We have to start with a veteran, one who practically invented the game — Wolfgang Amadeus Mozart. From start to finish, the game was his. First, there was the showy Piano Concerto #9 ("Jeunehomme"), written in Salzburg at the age of twenty: young, but no rookie in the competitive world of European music-making. Then, from a few years later, a serene wind octet, the Serenade in E flat. And as a closer, the complex, splendid work of Mozart's maturity, the often-heard Piano Concerto #21 in C.
Unlike the contest at Progressive Field, this one ended on time and with a very happy home-team crowd.

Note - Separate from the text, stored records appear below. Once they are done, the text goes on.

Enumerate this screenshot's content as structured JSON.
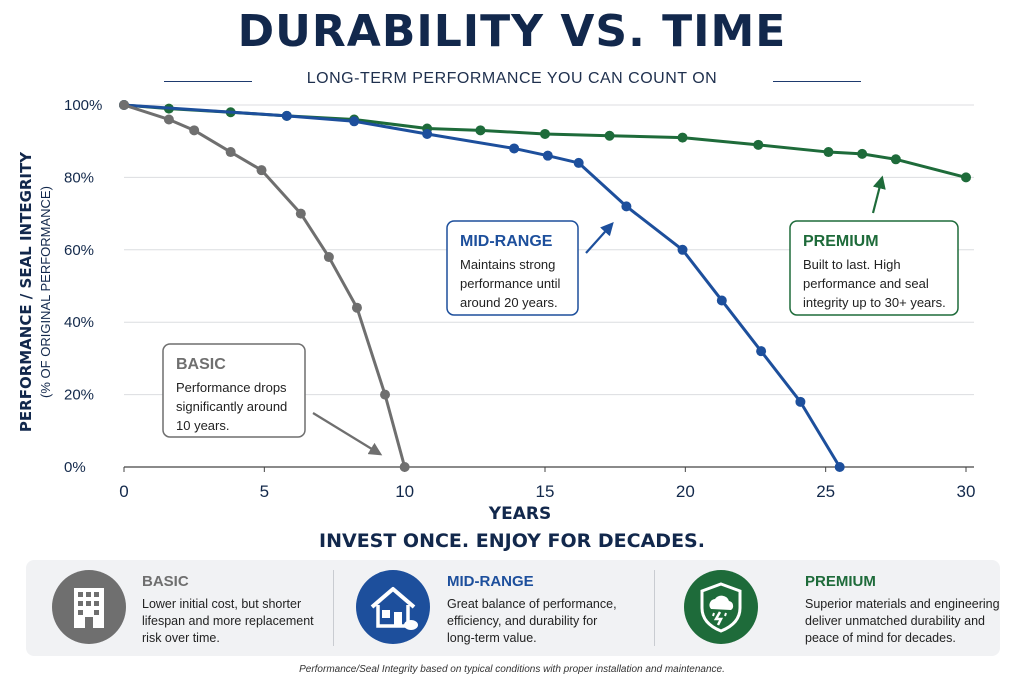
{
  "title": "DURABILITY VS. TIME",
  "subtitle": "LONG-TERM PERFORMANCE YOU CAN COUNT ON",
  "tagline": "INVEST ONCE. ENJOY FOR DECADES.",
  "footnote": "Performance/Seal Integrity based on typical conditions with proper installation and maintenance.",
  "colors": {
    "basic": "#6f6f6f",
    "mid": "#1d4f9c",
    "premium": "#1e6b3a",
    "navy": "#12284c"
  },
  "chart_data": {
    "type": "line",
    "xlabel": "YEARS",
    "ylabel": "PERFORMANCE / SEAL INTEGRITY",
    "ylabel2": "(% OF ORIGINAL PERFORMANCE)",
    "xlim": [
      0,
      30
    ],
    "ylim": [
      0,
      100
    ],
    "xticks": [
      0,
      5,
      10,
      15,
      20,
      25,
      30
    ],
    "yticks": [
      0,
      20,
      40,
      60,
      80,
      100
    ],
    "ytick_labels": [
      "0%",
      "20%",
      "40%",
      "60%",
      "80%",
      "100%"
    ],
    "grid": "horizontal",
    "series": [
      {
        "key": "basic",
        "name": "BASIC",
        "x": [
          0,
          1.6,
          2.5,
          3.8,
          4.9,
          6.3,
          7.3,
          8.3,
          9.3,
          10.0
        ],
        "y": [
          100,
          96,
          93,
          87,
          82,
          70,
          58,
          44,
          20,
          0
        ]
      },
      {
        "key": "mid",
        "name": "MID-RANGE",
        "x": [
          0,
          5.8,
          8.2,
          10.8,
          13.9,
          15.1,
          16.2,
          17.9,
          19.9,
          21.3,
          22.7,
          24.1,
          25.5
        ],
        "y": [
          100,
          97,
          95.5,
          92,
          88,
          86,
          84,
          72,
          60,
          46,
          32,
          18,
          0
        ]
      },
      {
        "key": "premium",
        "name": "PREMIUM",
        "x": [
          0,
          1.6,
          3.8,
          5.8,
          8.2,
          10.8,
          12.7,
          15.0,
          17.3,
          19.9,
          22.6,
          25.1,
          26.3,
          27.5,
          30.0
        ],
        "y": [
          100,
          99,
          98,
          97,
          96,
          93.5,
          93,
          92,
          91.5,
          91,
          89,
          87,
          86.5,
          85,
          80
        ]
      }
    ],
    "annotations": [
      {
        "key": "basic",
        "title": "BASIC",
        "text": [
          "Performance drops",
          "significantly around",
          "10 years."
        ]
      },
      {
        "key": "mid",
        "title": "MID-RANGE",
        "text": [
          "Maintains strong",
          "performance until",
          "around 20 years."
        ]
      },
      {
        "key": "premium",
        "title": "PREMIUM",
        "text": [
          "Built to last. High",
          "performance and seal",
          "integrity up to 30+ years."
        ]
      }
    ]
  },
  "tiers": [
    {
      "key": "basic",
      "name": "BASIC",
      "icon": "building-icon",
      "lines": [
        "Lower initial cost, but shorter",
        "lifespan and more replacement",
        "risk over time."
      ]
    },
    {
      "key": "mid",
      "name": "MID-RANGE",
      "icon": "house-icon",
      "lines": [
        "Great balance of performance,",
        "efficiency, and durability for",
        "long-term value."
      ]
    },
    {
      "key": "premium",
      "name": "PREMIUM",
      "icon": "storm-shield-icon",
      "lines": [
        "Superior materials and engineering",
        "deliver unmatched durability and",
        "peace of mind for decades."
      ]
    }
  ]
}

Not quite a full-time name in the starting lineup, but well known to Clevelanders all the same, was the MVP, pianist/conductor Mitsuko Uchida. Sensitive and confident, utterly secure in passage work, energetic and lyrical by turns, she packed these familiar concertos with beauties, pleasures and surprises. The famous slow movement of the C major concerto — over-used decades ago in the tear-jerker film Elvira Madigan — shed its mantle of sentimentality for a more thoughtful, even tragic garb in Uchida's intelligent hands.

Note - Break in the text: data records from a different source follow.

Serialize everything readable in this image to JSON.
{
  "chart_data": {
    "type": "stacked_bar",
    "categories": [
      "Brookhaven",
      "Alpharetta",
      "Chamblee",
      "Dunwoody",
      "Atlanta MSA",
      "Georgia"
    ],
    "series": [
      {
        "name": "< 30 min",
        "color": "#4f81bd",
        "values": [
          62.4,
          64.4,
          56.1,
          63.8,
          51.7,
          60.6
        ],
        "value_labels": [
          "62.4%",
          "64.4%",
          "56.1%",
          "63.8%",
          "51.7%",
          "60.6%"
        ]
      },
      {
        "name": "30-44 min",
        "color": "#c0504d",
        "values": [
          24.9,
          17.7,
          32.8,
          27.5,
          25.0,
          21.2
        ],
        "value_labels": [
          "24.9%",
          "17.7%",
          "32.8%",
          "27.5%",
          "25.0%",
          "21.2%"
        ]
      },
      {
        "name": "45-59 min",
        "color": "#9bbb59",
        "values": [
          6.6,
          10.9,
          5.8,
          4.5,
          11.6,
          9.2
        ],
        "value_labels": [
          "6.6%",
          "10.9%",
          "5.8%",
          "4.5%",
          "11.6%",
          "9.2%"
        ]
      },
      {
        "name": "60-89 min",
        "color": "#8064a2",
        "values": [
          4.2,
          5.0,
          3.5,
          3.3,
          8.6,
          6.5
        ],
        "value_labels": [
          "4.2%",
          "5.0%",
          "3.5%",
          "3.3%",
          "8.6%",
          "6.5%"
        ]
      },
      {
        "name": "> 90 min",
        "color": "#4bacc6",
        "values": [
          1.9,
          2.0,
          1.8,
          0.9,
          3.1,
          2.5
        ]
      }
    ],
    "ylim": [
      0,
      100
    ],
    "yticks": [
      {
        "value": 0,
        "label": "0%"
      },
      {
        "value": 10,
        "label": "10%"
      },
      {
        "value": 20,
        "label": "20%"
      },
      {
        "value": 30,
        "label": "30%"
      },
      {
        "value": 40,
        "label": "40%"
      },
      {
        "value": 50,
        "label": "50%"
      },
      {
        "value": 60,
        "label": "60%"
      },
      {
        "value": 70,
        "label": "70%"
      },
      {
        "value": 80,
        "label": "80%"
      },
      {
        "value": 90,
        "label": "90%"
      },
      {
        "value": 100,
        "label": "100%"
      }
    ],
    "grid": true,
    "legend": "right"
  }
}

Uchida's rapport with the orchestra shone through the performances, which she conducted from the keyboard. Her style was part of the music's rhythmic energy — playing a phrase, shooting up from the piano bench, her hands a-flutter as if they were finding notes in space in the active passages or, in the sombre parts, turned palm upwards as if imploring the gods (or the musicians?).
Another candidate for MVP was the orchestra's new Hamburg Steinway, gleaming and lidless at the center of the stage. A gift of Daniel and Jan Lewis, the piano is rich in tone, responsive to Mozartian nuance but also strong-voiced, well attuned to the soundscape of Severance. In the Andantino of the "Jeunehomme" concerto, the intense, quiet coloration of the new instrument allowed the solo part (perhaps playing with the soft pedal?) to gleam through the dark muted strings like the glow of old gold in the depths of a cave.

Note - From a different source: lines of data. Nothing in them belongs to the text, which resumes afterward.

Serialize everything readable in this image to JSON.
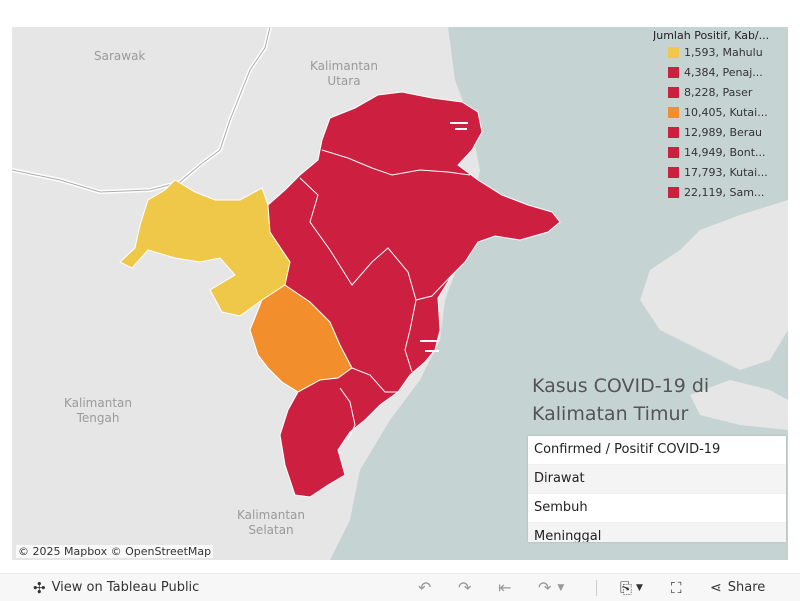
{
  "map": {
    "labels": {
      "sarawak": "Sarawak",
      "kalimantan_utara": [
        "Kalimantan",
        "Utara"
      ],
      "kalimantan_tengah": [
        "Kalimantan",
        "Tengah"
      ],
      "kalimantan_selatan": [
        "Kalimantan",
        "Selatan"
      ]
    },
    "colors": {
      "land": "#e6e6e6",
      "sea": "#c6d3d3",
      "yellow": "#efc84a",
      "orange": "#f28e2b",
      "red": "#cd2040"
    },
    "attribution": "© 2025 Mapbox  © OpenStreetMap"
  },
  "legend": {
    "title": "Jumlah Positif, Kab/...",
    "items": [
      {
        "label": "1,593, Mahulu",
        "color": "#efc84a"
      },
      {
        "label": "4,384, Penaj...",
        "color": "#cd2040"
      },
      {
        "label": "8,228, Paser",
        "color": "#cd2040"
      },
      {
        "label": "10,405, Kutai...",
        "color": "#f28e2b"
      },
      {
        "label": "12,989, Berau",
        "color": "#cd2040"
      },
      {
        "label": "14,949, Bont...",
        "color": "#cd2040"
      },
      {
        "label": "17,793, Kutai...",
        "color": "#cd2040"
      },
      {
        "label": "22,119, Sam...",
        "color": "#cd2040"
      }
    ]
  },
  "title": {
    "line1": "Kasus COVID-19 di",
    "line2": "Kalimatan Timur"
  },
  "menu": {
    "items": [
      "Confirmed / Positif COVID-19",
      "Dirawat",
      "Sembuh",
      "Meninggal"
    ]
  },
  "toolbar": {
    "view_label": "View on Tableau Public",
    "share_label": "Share"
  }
}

Finally, bravo to the orchestra's wind players, an octet ensemble of pairs of oboes, clarinets, horns, and bassoons, who played the E-flat Serenade as a conductorless ensemble. The gorgeous central Adagio was truly a "serenade," an "evening-piece" that reminded me of the forgiveness episode in the moonlit finale of Figaro, where time seems to stand still. Leading the ensemble in terms both of tempo and of expressiveness was principal clarinet Franklin Cohen, who throws every phrase with accuracy and spin and ever-renewing soulfulness.
Kudos also to Peter Laki's informative and helpful program notes. We are so lucky to have them: in the words of the old saw, you can't tell the players without the program.